Kongo (RDC)

Kongo (RDC)

Die Geschichte des Kongos, des zweitgrössten Landes Afrikas, ist seit den durch den belgischen König Leopold II „privat“ finanzierten Entdeckungsreisen des Sir Stanley geprägt durch unheilvolle äussere Einmischung, brutalste Ausbeutung und alle Facetten chronisch schlechter Regierungsführung (Bad Governance). Die tiefen Wunden des langjährigen Bürgerkrieges (1996-2003) mit direkter Intervention regionaler Militärmächte werden trotz der heutigen Präsenz von UN-Truppen und internationalen Hilfsorganisationen noch lange nicht verheilen. Vergewaltigungen und in der Folge oft auch tödliche Geschlechtskrankheiten sind ein Bestandteil des weiterschwelenden Krieges und Terrors gegen die Zivilbevölkerung. Die horrende Alltagsgewalt ist aber wohl auch auf eine frauenfeindliche Vorkriegskultur zurückzuführen.

Konfliktursachen wie Landknappheit, das Verdrängen vergangener Gräueltaten, die Mafiotisierung politischer Macht und der internationale Hunger nach den zum Teil einzigartigen natürlichen Reichtümern (z.B. Coltan) des Landes verschärfen sich eher, als dass sie abnehmen.

Weit mehr als nur von symbolischer Tragik – selbst im Angesicht des Ausmasses des menschlichen Leiden – ist auch der Umstand, dass die einzigartige regionale Berggorillapopulationen (Gorilla Beringel) vor der Ausrottung steht.

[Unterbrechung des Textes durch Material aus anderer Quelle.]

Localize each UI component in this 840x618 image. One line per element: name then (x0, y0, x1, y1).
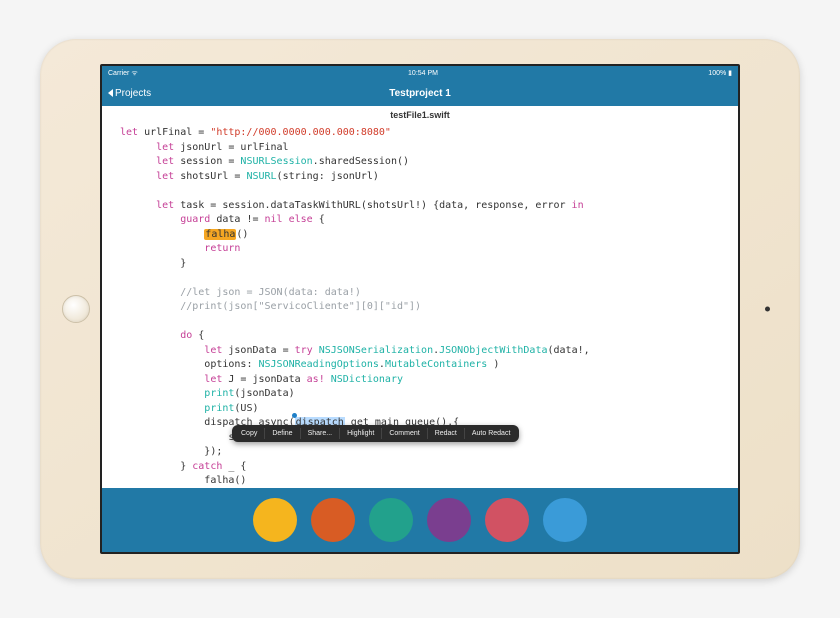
back-label: Projects (115, 88, 151, 99)
menu-redact[interactable]: Redact (428, 428, 465, 439)
swatch-blue[interactable] (543, 498, 587, 542)
menu-define[interactable]: Define (265, 428, 300, 439)
chevron-left-icon (108, 89, 113, 97)
menu-comment[interactable]: Comment (382, 428, 427, 439)
swatch-purple[interactable] (427, 498, 471, 542)
color-picker-bar (102, 488, 738, 552)
highlighted-falha[interactable]: falha (204, 229, 236, 240)
swatch-teal[interactable] (369, 498, 413, 542)
swatch-red[interactable] (485, 498, 529, 542)
swatch-orange[interactable] (311, 498, 355, 542)
swatch-yellow[interactable] (253, 498, 297, 542)
nav-title: Testproject 1 (389, 88, 451, 99)
file-tab[interactable]: testFile1.swift (102, 106, 738, 122)
menu-autoredact[interactable]: Auto Redact (465, 428, 518, 439)
home-button[interactable] (62, 295, 90, 323)
nav-bar: Projects Testproject 1 (102, 80, 738, 106)
menu-highlight[interactable]: Highlight (340, 428, 382, 439)
code-editor[interactable]: let urlFinal = "http://000.0000.000.000:… (102, 122, 738, 552)
status-battery: 100% ▮ (708, 69, 732, 77)
code-content[interactable]: let urlFinal = "http://000.0000.000.000:… (102, 122, 738, 522)
back-button[interactable]: Projects (102, 88, 151, 99)
ipad-frame: Carrier ᯤ 10:54 PM 100% ▮ Projects Testp… (40, 39, 800, 579)
front-camera (765, 307, 770, 312)
screen: Carrier ᯤ 10:54 PM 100% ▮ Projects Testp… (100, 64, 740, 554)
status-time: 10:54 PM (408, 70, 438, 77)
menu-share[interactable]: Share... (301, 428, 341, 439)
context-menu: Copy Define Share... Highlight Comment R… (232, 425, 519, 442)
menu-copy[interactable]: Copy (234, 428, 265, 439)
status-left: Carrier ᯤ (108, 69, 138, 78)
status-bar: Carrier ᯤ 10:54 PM 100% ▮ (102, 66, 738, 80)
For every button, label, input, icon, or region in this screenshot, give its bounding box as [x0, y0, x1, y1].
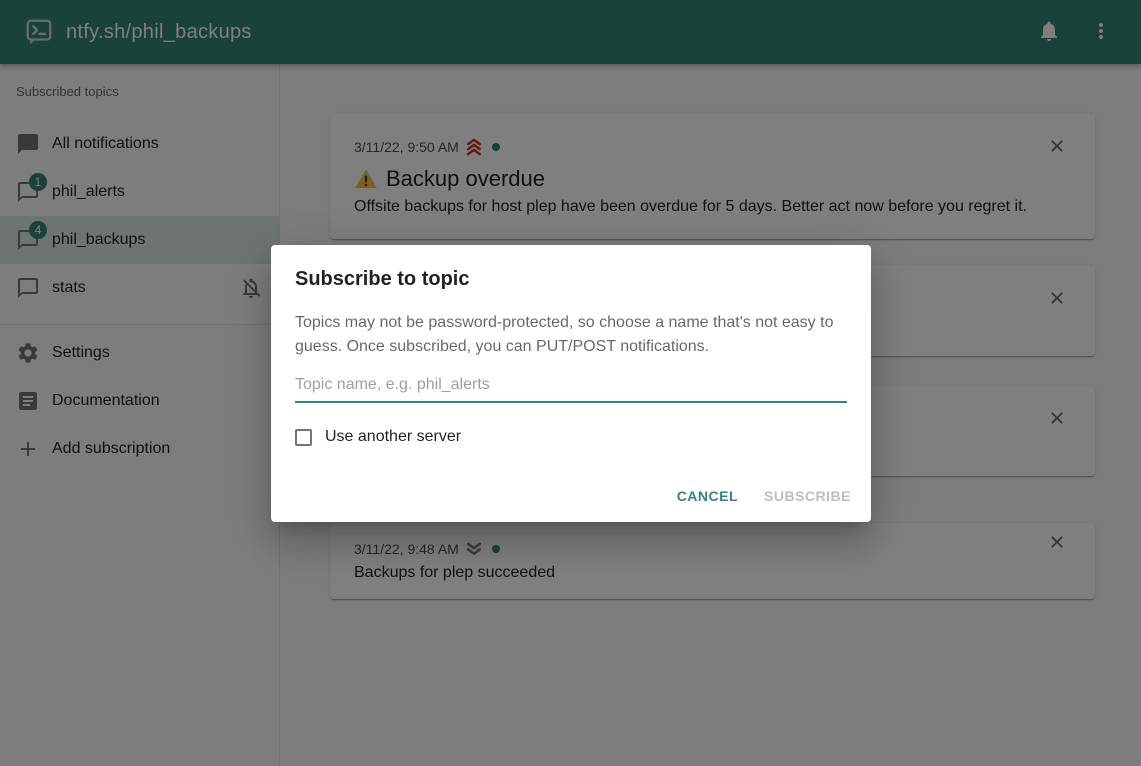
cancel-button[interactable]: CANCEL — [665, 478, 750, 514]
checkbox-unchecked[interactable] — [295, 429, 312, 446]
subscribe-button[interactable]: SUBSCRIBE — [752, 478, 863, 514]
topic-name-input[interactable] — [295, 373, 847, 403]
dialog-title: Subscribe to topic — [295, 267, 847, 291]
subscribe-dialog: Subscribe to topic Topics may not be pas… — [271, 245, 871, 522]
dialog-description: Topics may not be password-protected, so… — [295, 311, 847, 359]
use-another-server-option[interactable]: Use another server — [295, 425, 847, 449]
checkbox-label: Use another server — [325, 425, 461, 449]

Das Rad der Geschichte lässt sich zwar nicht zurückdrehen, gleichzeitig muss die Staatengemeinschaft seit dem Ende der bipolaren Weltordnung zur Kenntnis nehmen, dass zwangsverheiratete Vielvölkerstaaten oft keinen dauerhaften Bestand haben. Das drohende Auseinanderfallen nicht organisch gewachsener Staatenkonstrukte evoziert jedoch Reflexe insbesondere bei jenen anderen Staaten, die vergleichbare Konstellationen haben und Nachahmungseffekte fürchten. Dies hat zur Folge, dass neue Staaten nicht oder nur zögerlich international anerkannt werden. Der aktiven und direkten äusseren Einmischung in der Vergangenheit folgt die subtile und passive Verweigerungshaltung der Gegenwart. Eine teilweise oder umfassende, friedliche Sezession von Regionen soll aber im Falle des Kongos (wie auch anderer afrikanischer Staaten) weder a priori als Option ausgeschlossen noch zum Patentrezept von Nation Building erhoben werden (sofern letzteres in gewissen afrikanischen Kontexten überhaupt wirklich sinnvoll ist).

Auf dem Zeichenbrett

  • ANTHILLS formuliert in der Studie TRIBUTE TO LUMUMBA Fragen, die in erster Linie die KongolesInnen selber beantworten sollten, und versucht daraus ein gesellschaftliches Modell für den zentralafrikanischen Raum abzuleiten. Selbstredend muss der faire Abbau und die Verarbeitung von Rohstoffen bzw. die lokale Wertschöpfung auch eine zentrale Rolle spielen in einem solchen Modell. Von einem interdependenten, aber dennoch eigenständigen Entwicklungsansatz müsste paradoxerweise die internationale Staatengemeinschaft überzeugt werden, um einer obstruktiven Einstellung vorzubeugen und weiterhin und vermehrt direkte internationale Unterstützung für den Kongo zu erhalten. Der Ansatz geht also davon aus, dass die kongolesischen Volksgruppen sich vorläufig nicht ‚an den eigenen Haaren aus dem Sumpf ziehen‘ können.